Late in the 1940s Pauling became interested in sickle-cell anemia when
he learned that the red blood corpuscles show their abnormal crescent
shape only in venous blood. Intuitively, he reasoned that the cause
of the cell deformity must lie in a genetic defect associated with hemoglobin
formation. His studies showed that the sickling effect was nullified
by the presence of oxygen in the arterial blood.
Pauling also developed a molecular model for the explanation of anesthesia
that was made public in 1961, introduced ideas toward the understanding
of memory processes, and in 1965 postulated a theory of the atomic nucleus
that had certain advantages over other models. His scientific career
was characterized by the application of intuitive guesses aided by a
phenomenal memory of chemical facts. Pauling referred to this as the
stochastic method (from the Greek "apt to divine the truth by conjecture").
Campaign for nuclear weapons disarmament.
Following the development of nuclear weapons, Pauling became deeply
concerned about the possible hazards of exposure to radiation associated
with weapons testing. He expressed his view in his book No More War!
(1958). In January 1958 he brought to the United Nations a petition
signed by 11,021 scientists from all over the world urging an end to
nuclear weapons tests. In 1963 he left the California Institute of Technology
to become a staff member of the Center for the Study of Democratic Institutions
at Santa Barbara, where he largely devoted himself to the study of problems
of peace and war. No official reason was given for the award of the
Peace Prize for 1962 to Pauling in 1963, but it is widely assumed that
he received it for his efforts in behalf of the Nuclear Test-Ban Treaty
that was concluded in the same year. His pacifist views estranged him
from many scientists with whom he had been closely associated during
the years of World War II, when he had served as a civilian with the
Office of Scientific Research and Development. Though he was equally
opposed to nuclear testing by the United States and the Soviet Union,
his loyalty to the United States was questioned in some conservative
political circles.
Later years.
In 1969 Pauling resigned a position he had held for two years with the
University of California, San Diego, in protest against the educational
policies of the governor of California. He joined the chemistry department
of Stanford University in California, where he was named professor emeritus
in 1974. In 1973 he founded the Linus Pauling Institute of Science and
Medicine to study the prevention and treatment of illness through the
intake of optimum doses of vitamins and minerals, especially the daily
intake of megadoses (6 to 18 grams) of vitamin C. His theories on vitamin
C and nutrition therapy, which he promoted in his books Vitamin C and
the Common Cold (1970), Cancer and Vitamin C (1979), and How to Live
Longer and Feel Better (1986), provoked much controversy in the medical
community.
In addition to winning two Nobel Prizes, Pauling was widely honoured
in scientific and pacifist circles.

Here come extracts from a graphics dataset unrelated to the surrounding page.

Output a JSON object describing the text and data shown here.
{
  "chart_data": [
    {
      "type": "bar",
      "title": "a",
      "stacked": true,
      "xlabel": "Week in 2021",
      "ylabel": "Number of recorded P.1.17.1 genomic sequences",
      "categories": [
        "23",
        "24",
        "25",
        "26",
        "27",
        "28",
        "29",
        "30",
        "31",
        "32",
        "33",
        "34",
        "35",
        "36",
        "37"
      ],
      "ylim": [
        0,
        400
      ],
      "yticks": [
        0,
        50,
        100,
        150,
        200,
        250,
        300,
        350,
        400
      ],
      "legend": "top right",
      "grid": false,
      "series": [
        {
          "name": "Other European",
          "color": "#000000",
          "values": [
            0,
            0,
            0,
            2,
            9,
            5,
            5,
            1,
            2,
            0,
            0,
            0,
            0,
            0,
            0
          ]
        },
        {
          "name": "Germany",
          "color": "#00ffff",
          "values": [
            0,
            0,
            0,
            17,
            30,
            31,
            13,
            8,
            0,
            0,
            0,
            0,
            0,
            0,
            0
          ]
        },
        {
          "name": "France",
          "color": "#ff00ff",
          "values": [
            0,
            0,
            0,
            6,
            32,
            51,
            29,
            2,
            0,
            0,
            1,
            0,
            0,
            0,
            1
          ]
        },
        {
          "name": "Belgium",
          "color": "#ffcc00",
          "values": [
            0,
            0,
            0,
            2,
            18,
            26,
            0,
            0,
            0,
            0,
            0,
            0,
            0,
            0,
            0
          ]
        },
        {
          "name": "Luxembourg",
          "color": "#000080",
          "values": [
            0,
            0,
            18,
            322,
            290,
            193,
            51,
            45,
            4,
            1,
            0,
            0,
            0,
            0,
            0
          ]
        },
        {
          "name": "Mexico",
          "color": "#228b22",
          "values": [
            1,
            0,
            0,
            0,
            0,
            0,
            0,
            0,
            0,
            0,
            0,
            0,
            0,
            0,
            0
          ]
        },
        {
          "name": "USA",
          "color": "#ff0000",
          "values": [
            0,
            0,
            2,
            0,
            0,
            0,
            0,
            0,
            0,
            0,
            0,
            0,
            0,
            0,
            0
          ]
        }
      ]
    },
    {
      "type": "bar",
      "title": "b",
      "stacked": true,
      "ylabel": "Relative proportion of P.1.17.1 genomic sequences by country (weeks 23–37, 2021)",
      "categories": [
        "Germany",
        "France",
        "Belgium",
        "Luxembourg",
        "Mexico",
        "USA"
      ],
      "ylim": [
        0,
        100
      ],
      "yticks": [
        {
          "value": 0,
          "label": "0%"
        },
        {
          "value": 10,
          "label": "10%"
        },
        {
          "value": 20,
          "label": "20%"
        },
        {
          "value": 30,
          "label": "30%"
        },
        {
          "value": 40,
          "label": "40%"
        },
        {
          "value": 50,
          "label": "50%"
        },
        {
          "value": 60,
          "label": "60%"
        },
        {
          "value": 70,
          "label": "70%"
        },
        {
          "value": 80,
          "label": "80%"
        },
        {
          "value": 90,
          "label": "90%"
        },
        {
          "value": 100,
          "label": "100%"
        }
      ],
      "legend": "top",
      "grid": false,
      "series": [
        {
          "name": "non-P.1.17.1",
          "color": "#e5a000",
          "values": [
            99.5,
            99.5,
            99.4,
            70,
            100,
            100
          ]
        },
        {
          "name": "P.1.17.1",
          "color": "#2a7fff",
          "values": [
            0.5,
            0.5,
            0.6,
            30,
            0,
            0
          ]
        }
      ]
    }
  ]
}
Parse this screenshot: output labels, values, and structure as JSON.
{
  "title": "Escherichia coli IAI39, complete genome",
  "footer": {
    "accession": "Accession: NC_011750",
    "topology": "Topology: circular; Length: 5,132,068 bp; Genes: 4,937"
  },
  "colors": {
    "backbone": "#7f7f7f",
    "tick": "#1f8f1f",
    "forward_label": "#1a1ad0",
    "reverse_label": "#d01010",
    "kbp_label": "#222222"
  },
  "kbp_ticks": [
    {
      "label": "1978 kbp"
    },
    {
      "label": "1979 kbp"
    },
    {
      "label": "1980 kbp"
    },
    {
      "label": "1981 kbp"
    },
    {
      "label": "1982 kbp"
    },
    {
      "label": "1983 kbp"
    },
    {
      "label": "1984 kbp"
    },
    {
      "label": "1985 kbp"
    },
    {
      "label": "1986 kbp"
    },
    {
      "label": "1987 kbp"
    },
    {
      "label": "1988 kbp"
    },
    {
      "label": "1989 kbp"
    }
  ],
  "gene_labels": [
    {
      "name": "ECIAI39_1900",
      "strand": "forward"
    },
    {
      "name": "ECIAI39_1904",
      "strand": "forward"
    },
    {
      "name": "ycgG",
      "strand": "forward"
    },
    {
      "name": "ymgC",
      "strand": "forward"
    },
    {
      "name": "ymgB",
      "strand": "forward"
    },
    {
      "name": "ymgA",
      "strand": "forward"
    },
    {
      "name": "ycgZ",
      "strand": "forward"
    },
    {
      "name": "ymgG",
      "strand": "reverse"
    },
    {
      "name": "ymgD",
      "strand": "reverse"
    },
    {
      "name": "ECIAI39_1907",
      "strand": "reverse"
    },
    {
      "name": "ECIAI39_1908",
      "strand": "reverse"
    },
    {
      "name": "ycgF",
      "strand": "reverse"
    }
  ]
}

He held guest appointments in many
other universities, both at home and abroad. His success as a scientist
was based on his capacity for quick insight into new problems, his ability
to recognize interrelationships, and the courage to put forward unorthodox
ideas. While his concepts were not always correct, they always stimulated
discussion and investigation.
BIBLIOGRAPHY.
Barbara Marinacci (ed.), Linus Pauling in His Own Words (1995), is a
selection of his writings and interviews on various topics. Biographies
include Anthony Serafini, Linus Pauling: A Man and His Science (1989);
Ted Goertzel and Ben Goertzel, Linus Pauling: A Life in Science and
Politics (1995); and Thomas Hager, Linus Pauling (1995).